For the time being, OSI has taken the form of loans (initially bilateral between governments with the participation of the IMF and then channelled via the EFSF and the ESM). Nonetheless, there have been complaints that the no bail-out clause has been violated, claiming that the loan conditions conceal a subsidy, or warning that lenders were taking on risks. Mechanisms openly aimed at the mutualisation of liabilities and risks (such as Euro bonds) do not seem viable at the current stage in the process of European integration. However, Intermediate formulas are being considered that might be of great use given the challenge of debt sustainability in some countries. One singular proposal, given its origin (the German government's Council of Economic Experts) and its promoters (the European Parliament and Commission) is the so-called European Redemption Fund (ERF), designed as an equilibrium between two fundamental principles.(3) The first is «accountability»: an irrevocable commitment of all countries in the area of fiscal discipline. The second is «solidarity»: those countries going through problems will be supported by the rest. The ERF's main idea is to separate all the debt accumulated by a Member state into two parts. The first part is equivalent to 60% of its GDP, the limit contained in the Stability and Growth Pact. The second consists of all the debt above this threshold. This second part could be transferred to the ERF, where all members of the euro area would have joint accountability. At the same time, each country must guarantee the debt transferred with a deposit in the form of international reserves, which would be forfeited should it fail to honour its commitments: namely to maintain the non-transferred debt below 60% of GDP, keep the budget deficit below 0.5% of GDP, incorporate «debt brakes» at a constitutional level and eliminate the debt transferred within 25 years. The desired effect of this mechanism is to reduce the cost of financing countries in difficulty, thereby improving the sustainability of their overall debt.(4)
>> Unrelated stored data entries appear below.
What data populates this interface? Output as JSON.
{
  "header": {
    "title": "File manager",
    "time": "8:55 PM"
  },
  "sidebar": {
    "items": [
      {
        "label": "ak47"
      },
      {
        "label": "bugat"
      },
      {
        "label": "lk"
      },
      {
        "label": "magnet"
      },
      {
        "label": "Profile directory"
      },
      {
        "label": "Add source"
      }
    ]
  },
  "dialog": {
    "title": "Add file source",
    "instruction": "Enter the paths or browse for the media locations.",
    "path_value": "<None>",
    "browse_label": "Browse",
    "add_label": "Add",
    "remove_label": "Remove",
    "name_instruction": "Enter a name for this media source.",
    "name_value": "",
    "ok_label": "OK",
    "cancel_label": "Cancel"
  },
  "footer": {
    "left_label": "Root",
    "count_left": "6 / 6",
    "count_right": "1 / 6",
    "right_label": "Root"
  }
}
Undoubtedly striking the right balance between PSI and OSI represents one of the Gordian knots in the current process of crisis and the re-establishment of the euro. Its beginnings in 2009 were not very promising but, little by little, it seems as if the different agents involved are getting on track, although there is still a long way to go.

Financial Markets Unit
Research Department, "la Caixa"

(1) «Sovereign Debt Restructuring: Recent Developments and Implications for the Fund's Legal and Policy Framework», IMF, 2013.

(2) See Gianviti, F. et al, «A European Mechanism for Sovereign Debt Crisis Resolution: A Proposal», Bruegel. Blueprint 10, 2010.

(3) See «European Redemption Pact», German Council of Economic Experts, Annual Report 2011.

(4) Another interesting proposal is the one made by J. Delpla and J. von Weizsäcker, «The Blue Bond Proposal», Bruegel. Policy Brief 3, 2010.